How do I dispute a claim?

On any profile, find the answered question and click the small i button to see the source. Below the sources is a Dispute this claim link — click it and your email opens pre-filled with the disputed line so we can investigate.

How fresh is the data?

Scorecard: election results are verified and updated within 48 hours of resolution (we cite a reputable source — AP, NBC, state SoS — before changing any status). A weekly sweep on Monday mornings flags races needing attention. Background: AIPAC / Soros / CCP donor adjustments refresh monthly.
RESOLUTE Local: twice daily (06:00 + 18:00 EDT) — the agenda center is scraped, the brief regenerated, and any changes pushed live.

I'm a candidate — how do I get my profile updated?

Email [email protected] with primary-source links (campaign site, voting record, signed pledges, public statements) for the questions you want re-scored. Every change requires a citation. We update on a rolling basis.

I want RESOLUTE Local for my city — what's involved?

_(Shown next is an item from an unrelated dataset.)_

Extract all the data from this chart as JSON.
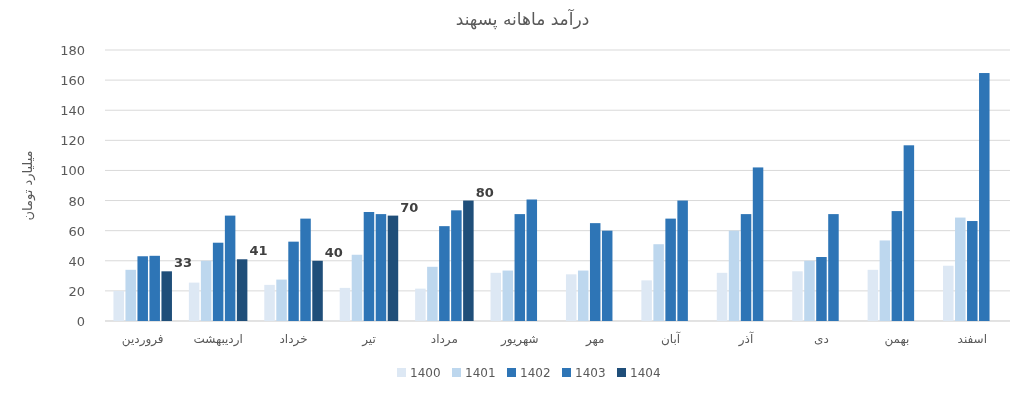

The pattern generalizes to any locality whose agenda center is publicly published (most VA cities run CivicPlus / Granicus / Legistar; one adapter covers each). Request it via the form at the bottom of the Council Notes page; we're rolling out demand-driven across the Commonwealth (and beyond).

Is this affiliated with a party or campaign?

No. U.S.M.C. Ministries is a Christian ministry; the scorecard grades candidates against a biblical rubric, not a party platform. The data is sourced from official records and reputable journalism only. Every claim cites its source — we welcome scrutiny.

How is the scoring weighted?

Three rubrics, all on a 0-100 scale. Federal: 60 God First / 40 America First. State and Local: 70 God First / 30 State (or Local) First — because the lower the office, the narrower its national-issue scope, so a leader's faithfulness to Christ is proportionally more of what their record reveals. See the full Scoring System page for the math, the dynamic-max grading, and the letter-grade scale.